Earthing up the spuds

Potatoes grow the tubers underground but they are shallow rooted and the new potatoes can be very near or even poking out above the surface. If that happens the new tuber turns green and is not good to eat. From the grower and consumer point of view it is important to keep those new and developing spuds in the dark.

The simple way of doing this is to drag earth from the gaps between the rows of plants and pile it up higher close by them. It’s a process called earthing up.

If you are a domestic gardener you probably earth up with something like a draw hoe. It may be a bit small for the job but with only a garden’s worth to do it just isn’t worth investing in a specialist tool.

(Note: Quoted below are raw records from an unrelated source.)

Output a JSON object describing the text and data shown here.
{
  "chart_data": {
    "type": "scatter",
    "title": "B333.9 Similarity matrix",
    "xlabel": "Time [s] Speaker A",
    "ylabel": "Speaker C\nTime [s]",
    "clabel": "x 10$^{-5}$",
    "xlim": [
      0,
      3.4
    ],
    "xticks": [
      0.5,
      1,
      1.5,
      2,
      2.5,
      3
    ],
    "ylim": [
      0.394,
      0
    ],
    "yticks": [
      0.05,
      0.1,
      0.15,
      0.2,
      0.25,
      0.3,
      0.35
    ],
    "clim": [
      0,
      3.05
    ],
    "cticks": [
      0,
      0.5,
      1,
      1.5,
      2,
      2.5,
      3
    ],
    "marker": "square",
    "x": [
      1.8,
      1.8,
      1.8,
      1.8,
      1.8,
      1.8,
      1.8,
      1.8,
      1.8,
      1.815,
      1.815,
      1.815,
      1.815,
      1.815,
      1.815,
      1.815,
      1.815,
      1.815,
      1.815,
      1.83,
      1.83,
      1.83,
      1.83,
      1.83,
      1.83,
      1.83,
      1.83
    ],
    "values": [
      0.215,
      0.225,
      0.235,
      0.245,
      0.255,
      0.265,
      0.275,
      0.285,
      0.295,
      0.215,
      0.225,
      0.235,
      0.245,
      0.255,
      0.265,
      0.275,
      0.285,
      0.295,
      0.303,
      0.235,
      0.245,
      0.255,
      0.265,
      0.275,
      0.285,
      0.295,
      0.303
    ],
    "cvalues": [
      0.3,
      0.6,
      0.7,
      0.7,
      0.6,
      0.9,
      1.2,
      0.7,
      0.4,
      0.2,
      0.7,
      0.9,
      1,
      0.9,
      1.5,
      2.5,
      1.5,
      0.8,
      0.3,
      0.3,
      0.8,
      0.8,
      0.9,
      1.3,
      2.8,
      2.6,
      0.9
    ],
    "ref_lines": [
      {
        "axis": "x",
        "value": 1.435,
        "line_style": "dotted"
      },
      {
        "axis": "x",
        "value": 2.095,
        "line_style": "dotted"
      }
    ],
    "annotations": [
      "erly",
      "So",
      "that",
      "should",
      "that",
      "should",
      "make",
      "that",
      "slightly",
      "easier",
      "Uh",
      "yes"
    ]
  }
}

However, if you are a market gardener, working on a field   scale then you need a proper tool for the job. These days, no doubt, you’d   have something tractor hauled. Back in the 19th century, potato   earthing would have been done by hand with a tool like this.

This long handled tool could be dragged between the rows   and its shape and angle moved earth to the edge, making sure those growing   tubers were well covered.


19th century potato earther

The length of the handle helped to make sure that the   metal blade did not dig deep into the ground and the slightly enlarged bob on   the end of the handle helped to make sure the earther didn’t slide from the user’s hands.

It was hard work. By the time this tool had been dragged   over an acre of land then the user would have walked some five miles or more,   all the time dragging earth.

No wonder frequent stops were needed and drinks taken.

After use the tool would have been carefully cleaned, the   blade would have been oiled and so, too would the handle, although the oil   used was linseed in that case.

You can see this late 19th century tool in the trades room at Market Lavington Museum.